We have seen any number of small and large examples of this in the past few years. There is the story, for example, of the Girl Scout troop that was told by a large donor that funds would not be forthcoming unless they committed to not serving trans girls. The group not only refused to accept the deal but also widely broadcast the fact that they had turned the money down on principle—and donations rained upon them in far more abundance than would have had they knuckled under.
And, when the sector has recently needed speedy responses to political threats, supporters have stepped forward en masse—and that is protection in and of itself. This is in the category of taking on a more immediate risk to protect oneself against a slow, self-hating death.
…
As mentioned elsewhere in this edition, the non-profit sector works specifically on wicked problems—and these, by nature, can have endlessly complex variables: bottom lines that are at war with one another and multiple stakeholder visions of what success looks like. Language about our endeavors varies with political perspective and worldview. To one population, Planned Parenthood is a necessary component of women’s health; to another, it is a device of evil. One administration may wish to fund refugee resettlement, and a subsequent one may not.
Each of these situations (and we usually have many evolving at any particular time) deserves a response that is well informed, confident, and as timely as possible. And here is what you need for that:
- A strong values-based identity.
- Strong networks or circles of support and information.
- Excellent disciplines that include foresighted environmental scanning (often done through networks and through closeness to your base) and the ability to try tactics and track their results in tight experimental loops in real time.

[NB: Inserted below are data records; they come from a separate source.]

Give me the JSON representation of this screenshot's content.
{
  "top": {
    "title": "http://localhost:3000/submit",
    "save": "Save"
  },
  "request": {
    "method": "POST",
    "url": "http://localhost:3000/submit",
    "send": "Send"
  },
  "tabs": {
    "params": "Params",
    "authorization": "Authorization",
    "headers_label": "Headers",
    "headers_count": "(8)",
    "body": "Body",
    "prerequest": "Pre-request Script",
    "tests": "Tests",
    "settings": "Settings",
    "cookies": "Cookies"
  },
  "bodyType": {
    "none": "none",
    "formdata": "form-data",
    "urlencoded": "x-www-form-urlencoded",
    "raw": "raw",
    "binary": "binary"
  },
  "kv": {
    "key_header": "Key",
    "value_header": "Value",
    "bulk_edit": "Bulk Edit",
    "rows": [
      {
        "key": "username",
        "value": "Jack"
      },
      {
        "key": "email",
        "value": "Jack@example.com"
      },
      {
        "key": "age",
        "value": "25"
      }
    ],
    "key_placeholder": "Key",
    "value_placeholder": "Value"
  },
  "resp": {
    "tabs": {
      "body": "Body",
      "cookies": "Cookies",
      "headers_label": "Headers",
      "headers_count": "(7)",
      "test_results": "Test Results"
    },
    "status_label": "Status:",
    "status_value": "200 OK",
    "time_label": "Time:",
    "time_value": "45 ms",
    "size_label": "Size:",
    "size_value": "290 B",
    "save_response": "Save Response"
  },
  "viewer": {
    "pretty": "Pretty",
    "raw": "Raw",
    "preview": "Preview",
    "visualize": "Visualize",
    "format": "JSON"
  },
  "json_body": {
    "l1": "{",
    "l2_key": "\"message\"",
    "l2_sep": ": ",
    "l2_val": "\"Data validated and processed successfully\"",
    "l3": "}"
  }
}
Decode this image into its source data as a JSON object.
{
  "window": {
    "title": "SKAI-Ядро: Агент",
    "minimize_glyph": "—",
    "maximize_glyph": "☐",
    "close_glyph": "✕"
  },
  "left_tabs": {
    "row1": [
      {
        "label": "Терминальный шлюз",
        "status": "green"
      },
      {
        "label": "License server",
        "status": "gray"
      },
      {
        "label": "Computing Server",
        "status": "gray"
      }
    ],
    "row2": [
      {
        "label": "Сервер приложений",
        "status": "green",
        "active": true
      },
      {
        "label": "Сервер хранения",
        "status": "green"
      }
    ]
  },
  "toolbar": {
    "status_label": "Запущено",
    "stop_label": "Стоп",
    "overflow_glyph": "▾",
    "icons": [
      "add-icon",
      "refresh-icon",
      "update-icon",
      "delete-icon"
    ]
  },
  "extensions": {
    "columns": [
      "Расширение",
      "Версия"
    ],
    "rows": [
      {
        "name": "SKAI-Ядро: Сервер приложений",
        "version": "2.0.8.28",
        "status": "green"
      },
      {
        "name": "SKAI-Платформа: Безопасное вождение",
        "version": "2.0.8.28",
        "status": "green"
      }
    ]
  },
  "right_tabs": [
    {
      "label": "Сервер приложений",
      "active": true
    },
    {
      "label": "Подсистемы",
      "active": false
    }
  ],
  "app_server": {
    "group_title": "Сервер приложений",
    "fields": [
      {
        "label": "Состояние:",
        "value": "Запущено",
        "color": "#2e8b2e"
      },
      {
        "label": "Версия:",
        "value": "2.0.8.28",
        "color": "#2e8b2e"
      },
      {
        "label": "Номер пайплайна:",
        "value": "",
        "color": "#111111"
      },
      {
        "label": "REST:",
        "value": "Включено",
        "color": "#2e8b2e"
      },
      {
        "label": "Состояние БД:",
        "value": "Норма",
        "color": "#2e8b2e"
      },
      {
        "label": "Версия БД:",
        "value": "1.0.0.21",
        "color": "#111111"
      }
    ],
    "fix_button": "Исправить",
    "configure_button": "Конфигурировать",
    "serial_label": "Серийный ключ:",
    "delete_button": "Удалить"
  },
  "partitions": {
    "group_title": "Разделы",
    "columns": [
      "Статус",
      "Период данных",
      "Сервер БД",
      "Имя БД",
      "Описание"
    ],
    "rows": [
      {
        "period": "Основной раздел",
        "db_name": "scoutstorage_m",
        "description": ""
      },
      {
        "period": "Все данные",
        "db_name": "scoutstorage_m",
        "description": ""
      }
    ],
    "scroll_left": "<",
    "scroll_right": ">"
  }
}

- A reasonably flexible budget.
- Good risk leadership that has all of the above embedded in its practice.
Risk is a byproduct of our work, and, as such, we need to get good not only at managing it but also at using it to launch ourselves to the next level of effective and powerful practice.
Notes
- Peter Dizikes, “Explained: Knightian uncertainty,” MIT News, Massachusetts Institute of Technology, June 2, 2010.
- Rikki Abzug, “Coastal Family Health: Built to Last,” Nonprofit Quarterly, September 21, 2007.
- Rikki Abzug, “Commentary: A Concentric Circle of Devastation and Displacement,” in Abzug, “Coastal Family Health.”
- Rikki Abzug and Dennis Derryck, “Lessons from Crisis: New York City Nonprofits after September 11,” Nonprofit Quarterly 9, no. 1 (Spring 2002).